Medical charts provide healthcare providers a glimpse into a patient’s medical history and provide vital details to help clinicians make sound care decisions.
A medical chart is a thorough record of a patient’s medical history and clinical data. Information such as demographics, vital signs, diagnoses, surgeries, medications, treatment plans, allergies, laboratory results, radiological studies, immunization records is included.
Several healthcare professionals can add information to medical charts, including physicians, nurses, radiological technicians, laboratory technicians, and other members of a healthcare team. Complete medical charts help ensure patients receive the best care possible.
What Information is Included in the Medical Chart?
Medical charts contain medically relevant events that have happened to a person. A good medical chart will paint a clear picture of the patient. It also provides vital information to allow healthcare practitioners to make sound decisions based on the information contained in the record.
Medical charts include:
- Demographics – name, contact information, age, etc.
- Developmental History – growth charts, motor development, cognitive development, social/emotional development, language development, etc.

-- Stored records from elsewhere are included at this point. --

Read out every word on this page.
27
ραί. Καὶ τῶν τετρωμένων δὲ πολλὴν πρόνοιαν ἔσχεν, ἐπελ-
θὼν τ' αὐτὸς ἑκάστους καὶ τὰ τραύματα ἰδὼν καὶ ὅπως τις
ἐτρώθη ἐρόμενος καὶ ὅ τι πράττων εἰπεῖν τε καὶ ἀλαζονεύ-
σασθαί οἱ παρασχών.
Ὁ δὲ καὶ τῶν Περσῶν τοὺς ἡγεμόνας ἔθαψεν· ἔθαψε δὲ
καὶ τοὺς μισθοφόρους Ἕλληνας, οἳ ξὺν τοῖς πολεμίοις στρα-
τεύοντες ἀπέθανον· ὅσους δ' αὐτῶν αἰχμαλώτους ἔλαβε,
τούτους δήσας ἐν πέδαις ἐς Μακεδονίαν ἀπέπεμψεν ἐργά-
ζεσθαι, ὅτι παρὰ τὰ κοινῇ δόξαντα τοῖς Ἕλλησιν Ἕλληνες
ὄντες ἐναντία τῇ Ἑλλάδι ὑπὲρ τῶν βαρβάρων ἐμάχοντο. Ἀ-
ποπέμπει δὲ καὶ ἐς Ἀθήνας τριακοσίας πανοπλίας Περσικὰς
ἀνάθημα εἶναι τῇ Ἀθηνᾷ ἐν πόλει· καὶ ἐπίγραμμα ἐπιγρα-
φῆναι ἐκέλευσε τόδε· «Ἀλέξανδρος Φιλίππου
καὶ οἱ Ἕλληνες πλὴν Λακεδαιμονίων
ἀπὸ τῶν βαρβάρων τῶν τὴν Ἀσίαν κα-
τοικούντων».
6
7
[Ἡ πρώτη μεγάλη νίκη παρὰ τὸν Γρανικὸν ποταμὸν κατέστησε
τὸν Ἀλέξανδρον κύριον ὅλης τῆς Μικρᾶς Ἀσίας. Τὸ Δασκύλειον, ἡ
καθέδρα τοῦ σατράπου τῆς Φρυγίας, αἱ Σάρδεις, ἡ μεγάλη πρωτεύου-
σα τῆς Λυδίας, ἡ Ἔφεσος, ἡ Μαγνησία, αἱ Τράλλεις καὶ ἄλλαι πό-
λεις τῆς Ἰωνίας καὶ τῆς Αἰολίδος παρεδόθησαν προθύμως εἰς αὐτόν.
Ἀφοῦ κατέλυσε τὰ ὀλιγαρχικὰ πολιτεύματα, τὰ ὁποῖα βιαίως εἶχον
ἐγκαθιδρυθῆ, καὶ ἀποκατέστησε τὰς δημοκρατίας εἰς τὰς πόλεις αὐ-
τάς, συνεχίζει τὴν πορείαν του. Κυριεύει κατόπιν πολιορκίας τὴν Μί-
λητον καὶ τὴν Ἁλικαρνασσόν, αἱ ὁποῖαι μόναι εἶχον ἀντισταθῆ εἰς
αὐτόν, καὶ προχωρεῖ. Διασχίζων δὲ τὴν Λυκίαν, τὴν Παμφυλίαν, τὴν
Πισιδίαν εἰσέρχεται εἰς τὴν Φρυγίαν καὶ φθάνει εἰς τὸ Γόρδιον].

- Immunization Records – vaccinations and dates
- Medical allergies
- Surgical history – operation dates, reports
- Obstetric history – the number of pregnancies, complications, pregnancy outcomes
- Family History – immediate family health status, the cause of death, common family diseases
- Social History – past and current occupations, community support, etc.
- Habits – alcohol consumption, exercise, diet, smoking, sexual history
At each medical encounter, the following information will be added to the patient’s chart:
- Chief complaint
- History of present illness
- Physical exam (vital signs, organ system overview, etc.)
- Assessment and plan (diagnosis and treatment)
- Orders (lab, radiological, etc.)
- Progress notes
- Test results (lab testing, imaging results, etc.)
Who Has Access to a Medical Chart?
Individual medical charts must be treated with extreme care. Only the patient and the healthcare team members involved in their care are allowed to view or add to a medical chart.
Medical charts belong to the patient. He or she has the right to make sure the chart is accurate and can grant another party access to the chart. If a patient finds inaccuracies in their chart, they can petition their providers to make amendments to ensure accurate medical records.
What is an EHR?
An electronic health record, or EHR, is best described as a digital version of a patient’s medical chart. EHRs are real-time records that make health information available instantly.
EHRs can share information quickly and securely between a patient’s entire care team. EHRs are built to share medical information between physicians and other healthcare providers such as laboratories, specialists, medical imaging facilities, emergency facilities, schools, and pharmacies to provide a clear picture of a patient’s history to make smart care decisions.
EHRs also provide support for other care-related activities such as easy access to evidence-based decision support, instant information on medications, quality management, and more.
How Do EHRs Help?
Having access to electronic medical records gives physicians instant access to vital health information to make the best possible care decisions.
EHRs are useful in many ways such as:
- Reducing medical errors in charts due to poor penmanship
- Improving accuracy and clarity of coordination of care
- Making health information easily accessible, reducing test duplications and treatment delays
- Allowing patients to see their records and make needed changes to ensure accurate records
- Guarantees medical charts are never lost and easily accessible
Whether paper or electronic, medical charts follow patients where they go, and accurate records are key to providing excellent medical care.